JELUSICK – Follow The Blind Man (Album Review)

Pinterest LinkedIn Tumblr +

When placed alongside the juggernauts of rock and metal, multi-instrumentalist singer Dino Jelusick remains the new kid on the block. While he may have yet to sell out stadiums, or play a million-and-one gigs like Billy Sheehan, or have his favorite outfit hanging on a mannequin inside everyone’s favorite fickle Cleveland hall of fame, his rise in these last few years has been nothing short of meteoric, and he seems to have the talent to back it up. When he hasn’t been working on projects with George Lynch, Derek Sherinian, Magnus Karlsson, Michael Romeo, or touring as a member of Whitesnake and Trans-Siberian Orchestra, Dino is trying to build his own brand, whether with his own Animal Drive project, or now under his own name entirely.

Although he is a keyboard wizard and a respectable multi-instrumentalist, Dino Jelusick had the foresight to assemble a functioning studio and live band for his eponymous solo project. Guitars are handled by Ivan Keller, bass is covered by Luka Broderick, and Mario Lepoglavec is behind the drum kit. Although Dino is almost certainly a stakeholder in virtually every element of the composition and creative process of the band, his own personal musicianship is mostly limited to vocals and keys.

Here we find ourselves, with the fruit of this labor, with 2023’s release of Jelusick’s “Follow the Blind Man” album. The eleven tracks provide surprising variety, but let’s start at the beginning. The opener, “Reign of Vultures,” dives in with Dino’s preferred Jens-meets-Derek keyboard blend of howling arpeggios, before drums, bass, and guitar come crashing in to set the stage for the dominant guitar riff, aggressive and chugging away. The guitars are full of texture and pinch harmonics, and the drumming is tight, making great usage of the ride in true “J-Mac” style. Following a brief spoken drama sequence, the song shift gears into a somewhat slower, and only slightly lower-gain doom breakdown sort of section before rushing full-tilt back into the main riff, and allowing for some great solo tradeoffs between guitar and keyboard before allowing Dino’s vocals to hammer the final nail into the song’s coffin.

The big heaviness parade continues into the second track, “Died,” although the pace is mostly more relaxed with this one.
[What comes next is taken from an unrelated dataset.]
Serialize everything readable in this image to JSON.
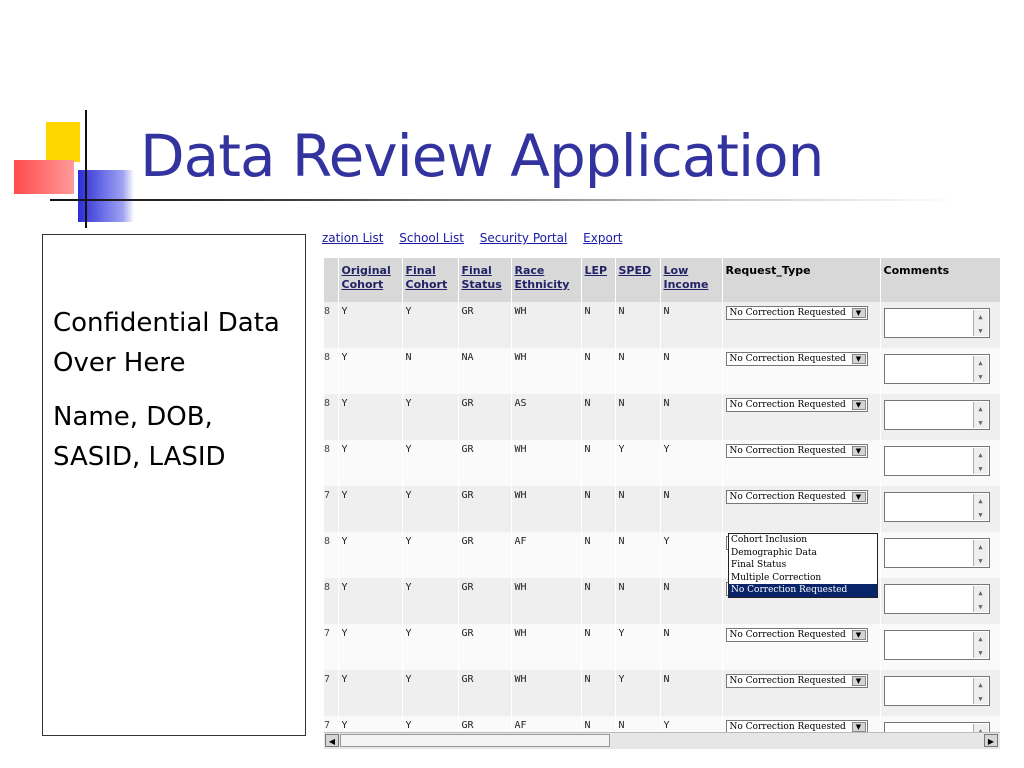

This track is a good one for Dino to stretch out his deceptively big vocal cords, working all those timbres in that Dio/Russell Allen/Jorn Lande zone where he does his best work. The middle section (“I only know what I been told”) goes down a Myrathian detour in that Phrygian sort of mode that turns any guitarist into a Pharoah instantly, before the song returns to its original structure, except Dino really pushes the vocal parts for a big finish.

“Follow The Blind Man” Album Artwork

The third track, “Animal Inside,” (Animal Drive?) has a great clean guitar intro that walks in some uncanny valley between “Diary of a Madman” and “Tristram from Diablo.” The heavy riff and verse structure is pretty standard, but it seems like the chorus rises into a major key to give the song a bit more of an anthemic earworm quality. Speaking of earworms, It’s almost impossible to unhear the Sherinian influence in Dino’s keyboard parts. Make no mistake, there’s love for shred-heads too, because the lead guitar parts are pretty impressive, probably most similar to Jake E. Lee.

This brings us to the title track, “Follow the Blind Man.” The track actually opens with clean piano and Dino’s soft vocals, before medium-high gain lead guitar comes in with an intensity right around the first “November Rain” solo. The track never really rises above this sort of medium heavy that mostly hovers in that Cinderella “Don’t Know What You Got” balladic zone, which is welcome to keep the overall album from being an unrelenting cinderblock from beginning to end. However, with that said, it’s a good journey. You can really feel the Coverdale in the vocals, and yet, you can almost feel some Paul O’Neill in the overall composition, with its Savatage “Streets” sort of vibes. All in all, pretty cool.

Two of the tracks in the middle, “What I Want” and “Acid Rain” are both solid, and normally could just be discounted as well-rounded metal tracks to carry us along to “Healer,” a real highlight of the album, but it is worth noting that “Acid Rain” Is extra heavy, with a lot of technical tricks throughout, and Dino even gets to flex some serious growls and screams in the middle sections. Aside from some of the riffing borrowing a bit of essence from Dime and Scott Ian, the lead parts are blisteringly real and definitely worth mention. With that out of the way, “Healer” has been one of the tracks Dino has been pushing on social media, and with good reason. It’s like Lynch Mob and King’s X had a groovy little baby with the Euro prog metal scene. The riffs are tight and gnarly, but the chorus sections open up the dynamics enough to let this one breathe nicely once out of the bottle.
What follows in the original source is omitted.